Una piacevole sensazione di ritrovamento li invase entrambi, come se quella fosse la tessera mancante per ricomporre le loro vite. Cassio si muoveva dentro di lui con lentezza, dentro e fuori, senza sosta e senza fretta. Le sue mani sapienti lo colmavano di piacere, carezzavano tutti i punti esatti che lo facevano vibrare. Al tempo stesso, gli lasciava leggeri baci sulla guancia.
—Come ti senti? —gli sussurrò all'orecchio.
—Come se la stessa Venere mi avesse concesso il mio desiderio più prezioso: Giove che condivide il mio letto.
—Che così sia.
Aurelio non capì. Cassio lo sollevò dalle spalle e lo costrinse a raddrizzarsi. Con movimenti lenti si era inginocchiato e lo aveva fatto sedere sulle sue gambe e, soprattutto, sul suo membro. Era uno schiavo, lo strumento del suo signore; in quell'occasione, anche il suo trono. Aurelio lasciò sfuggire un grido soffocato. Tanta carne spinta dal basso risultava travolgente e, allo stesso tempo, gloriosa. Il petto forte e peloso di Cassio si contraeva contro la sua schiena, stretto in un abbraccio fermo che si rifiutava di lasciarlo andare. Il pelo gli graffiava la pelle.

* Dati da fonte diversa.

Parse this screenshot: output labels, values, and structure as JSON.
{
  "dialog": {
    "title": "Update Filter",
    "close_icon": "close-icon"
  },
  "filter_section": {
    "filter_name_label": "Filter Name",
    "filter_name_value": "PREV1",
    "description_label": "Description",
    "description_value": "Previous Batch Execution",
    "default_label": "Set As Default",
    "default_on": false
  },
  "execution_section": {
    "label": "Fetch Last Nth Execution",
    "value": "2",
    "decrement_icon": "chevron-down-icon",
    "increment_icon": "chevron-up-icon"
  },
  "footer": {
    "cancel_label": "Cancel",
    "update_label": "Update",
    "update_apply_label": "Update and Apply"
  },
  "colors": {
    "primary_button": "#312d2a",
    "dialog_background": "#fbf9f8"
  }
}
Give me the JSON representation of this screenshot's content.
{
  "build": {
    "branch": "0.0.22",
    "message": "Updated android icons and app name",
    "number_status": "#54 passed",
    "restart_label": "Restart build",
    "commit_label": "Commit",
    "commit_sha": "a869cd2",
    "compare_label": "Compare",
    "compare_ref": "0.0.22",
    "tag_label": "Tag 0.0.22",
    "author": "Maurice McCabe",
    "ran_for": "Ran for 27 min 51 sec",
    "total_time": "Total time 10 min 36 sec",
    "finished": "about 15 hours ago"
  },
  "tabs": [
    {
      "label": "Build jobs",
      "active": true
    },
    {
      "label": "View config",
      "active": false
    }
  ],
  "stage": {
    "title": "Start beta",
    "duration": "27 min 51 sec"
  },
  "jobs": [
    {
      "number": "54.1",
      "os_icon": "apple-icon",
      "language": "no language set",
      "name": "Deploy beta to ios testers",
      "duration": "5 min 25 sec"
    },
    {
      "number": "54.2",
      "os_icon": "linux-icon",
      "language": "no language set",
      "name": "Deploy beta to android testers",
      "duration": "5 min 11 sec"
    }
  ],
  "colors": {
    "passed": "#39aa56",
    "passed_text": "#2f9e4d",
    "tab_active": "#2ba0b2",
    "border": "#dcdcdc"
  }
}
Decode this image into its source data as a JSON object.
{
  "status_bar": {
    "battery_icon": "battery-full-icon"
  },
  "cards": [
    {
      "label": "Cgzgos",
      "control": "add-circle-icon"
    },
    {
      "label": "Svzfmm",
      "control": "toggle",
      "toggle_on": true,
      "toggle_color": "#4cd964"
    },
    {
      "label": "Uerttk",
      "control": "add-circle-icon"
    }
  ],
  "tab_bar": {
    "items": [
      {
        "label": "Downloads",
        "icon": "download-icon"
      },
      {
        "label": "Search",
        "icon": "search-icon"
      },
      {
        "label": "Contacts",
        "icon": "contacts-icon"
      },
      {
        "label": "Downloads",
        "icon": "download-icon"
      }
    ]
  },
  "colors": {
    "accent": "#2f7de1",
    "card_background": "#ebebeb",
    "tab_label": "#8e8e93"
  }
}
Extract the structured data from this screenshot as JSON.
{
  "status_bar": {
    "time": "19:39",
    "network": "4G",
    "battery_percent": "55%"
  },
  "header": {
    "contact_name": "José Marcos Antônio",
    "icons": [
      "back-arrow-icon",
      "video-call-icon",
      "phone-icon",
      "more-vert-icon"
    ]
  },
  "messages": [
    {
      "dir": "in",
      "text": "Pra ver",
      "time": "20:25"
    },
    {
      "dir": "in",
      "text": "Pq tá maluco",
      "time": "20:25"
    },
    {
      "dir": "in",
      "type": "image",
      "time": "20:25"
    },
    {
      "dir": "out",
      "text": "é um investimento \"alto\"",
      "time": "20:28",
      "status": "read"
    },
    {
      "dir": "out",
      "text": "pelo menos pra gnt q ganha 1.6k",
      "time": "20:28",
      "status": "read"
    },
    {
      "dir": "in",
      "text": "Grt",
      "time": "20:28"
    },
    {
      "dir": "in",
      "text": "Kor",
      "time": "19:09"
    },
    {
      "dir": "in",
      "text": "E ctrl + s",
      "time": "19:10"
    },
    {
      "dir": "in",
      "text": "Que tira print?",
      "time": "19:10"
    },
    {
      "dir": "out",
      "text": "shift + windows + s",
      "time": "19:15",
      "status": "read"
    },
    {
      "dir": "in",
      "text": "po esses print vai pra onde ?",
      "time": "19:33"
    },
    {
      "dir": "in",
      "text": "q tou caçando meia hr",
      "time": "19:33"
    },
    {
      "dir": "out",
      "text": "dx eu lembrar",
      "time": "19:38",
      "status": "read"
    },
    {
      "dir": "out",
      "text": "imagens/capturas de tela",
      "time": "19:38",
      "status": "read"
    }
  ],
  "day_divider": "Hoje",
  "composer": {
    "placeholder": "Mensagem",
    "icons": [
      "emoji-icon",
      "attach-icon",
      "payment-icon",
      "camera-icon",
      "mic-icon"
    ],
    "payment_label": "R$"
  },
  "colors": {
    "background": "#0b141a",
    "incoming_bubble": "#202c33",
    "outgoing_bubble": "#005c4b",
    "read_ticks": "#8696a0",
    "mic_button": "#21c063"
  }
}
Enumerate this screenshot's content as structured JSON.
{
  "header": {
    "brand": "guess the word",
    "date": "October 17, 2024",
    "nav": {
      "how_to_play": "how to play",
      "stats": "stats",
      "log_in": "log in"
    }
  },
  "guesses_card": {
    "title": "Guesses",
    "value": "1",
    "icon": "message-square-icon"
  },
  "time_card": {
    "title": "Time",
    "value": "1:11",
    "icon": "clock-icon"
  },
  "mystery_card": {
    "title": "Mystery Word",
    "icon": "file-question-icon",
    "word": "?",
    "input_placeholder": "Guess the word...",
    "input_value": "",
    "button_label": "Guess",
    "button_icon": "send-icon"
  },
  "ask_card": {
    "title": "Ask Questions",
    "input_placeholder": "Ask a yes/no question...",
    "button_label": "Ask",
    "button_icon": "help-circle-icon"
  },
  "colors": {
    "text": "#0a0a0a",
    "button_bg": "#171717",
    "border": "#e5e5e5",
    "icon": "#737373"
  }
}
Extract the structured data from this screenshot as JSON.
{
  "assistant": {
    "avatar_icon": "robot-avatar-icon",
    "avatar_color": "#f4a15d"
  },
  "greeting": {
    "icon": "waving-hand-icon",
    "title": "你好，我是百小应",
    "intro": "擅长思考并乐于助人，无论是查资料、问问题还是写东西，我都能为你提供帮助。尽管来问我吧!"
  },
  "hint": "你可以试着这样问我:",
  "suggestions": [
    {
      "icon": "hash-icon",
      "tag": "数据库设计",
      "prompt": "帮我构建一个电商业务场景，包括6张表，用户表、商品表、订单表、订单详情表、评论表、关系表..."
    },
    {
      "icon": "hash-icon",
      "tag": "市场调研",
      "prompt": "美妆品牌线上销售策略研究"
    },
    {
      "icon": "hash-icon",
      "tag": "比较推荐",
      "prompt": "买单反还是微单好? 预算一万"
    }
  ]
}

Giocosi raggi di sole filtravano dalla finestra e cadevano sulla loro nudità condivisa. Li scaldavano appena, perché l'ardore dei loro corpi superava di gran lunga il potere dell'astro. Aurelio sentiva ogni movimento di quell'unione fusa. Ruotò la testa affinché le loro labbra tornassero a unirsi e a formare un legame completo, una catena i cui anelli si saldavano perché nessuna forza potesse separarli. Gli assalti arrivavano dal basso, come onde di mare che bagnavano quel ferreo vincolo senza la forza sufficiente per distruggerlo.
La piacevole pressione sul suo ventre risultò eccessiva per Aurelio, con la pratica e la resistenza perdute dopo tanti anni. Un tocco preciso e il suo seme volò come un geyser. Premette le labbra contro quelle di Cassio perché il suo gemito non risuonasse né arrivasse a orecchie indiscrete. Solo quando si svuotò osò guardare la traccia che aveva macchiato la biancheria del letto.
—Questa è nuova... —mormorò.
Prima lo spargeva nella polvere, mai mentre Cassio era ancora dentro di lui. Quella visione gli portò alla mente l'idea che potessero scoprirli. Non erano più due ragazzi, né si trovavano in un angolo isolato dove nessuno potesse trovarli. Si separò da Cassio solo per sentirsi vuoto all'istante. Si inginocchiò accanto a lui sul letto, prese il suo membro e lo masturbò finché anche la sua essenza non schizzò fuori. Una parte gli si attaccò alla mano, calda e appiccicosa, e gli restituì ricordi felici.
—Sono così felice di averti ritrovato —sussurrò Aurelio all'orecchio—. Non avrei mai creduto che avremmo giaciuto ancora insieme. Avevo perso ogni speranza...
—Sono qui. E, se tu non lo vuoi, non mi allontanerò mai più dal tuo fianco.
Il patrizio gli appoggiò la testa sulla spalla. Questo li avrebbe trascinati su una strada pericolosa. Se qualcuno lo venisse a sapere, se finisse nelle orecchie dei suoi rivali politici... O di sua moglie...
Era disposto a correre il rischio. Voleva Cassio al suo fianco, e questa volta non intendeva lasciarselo scappare.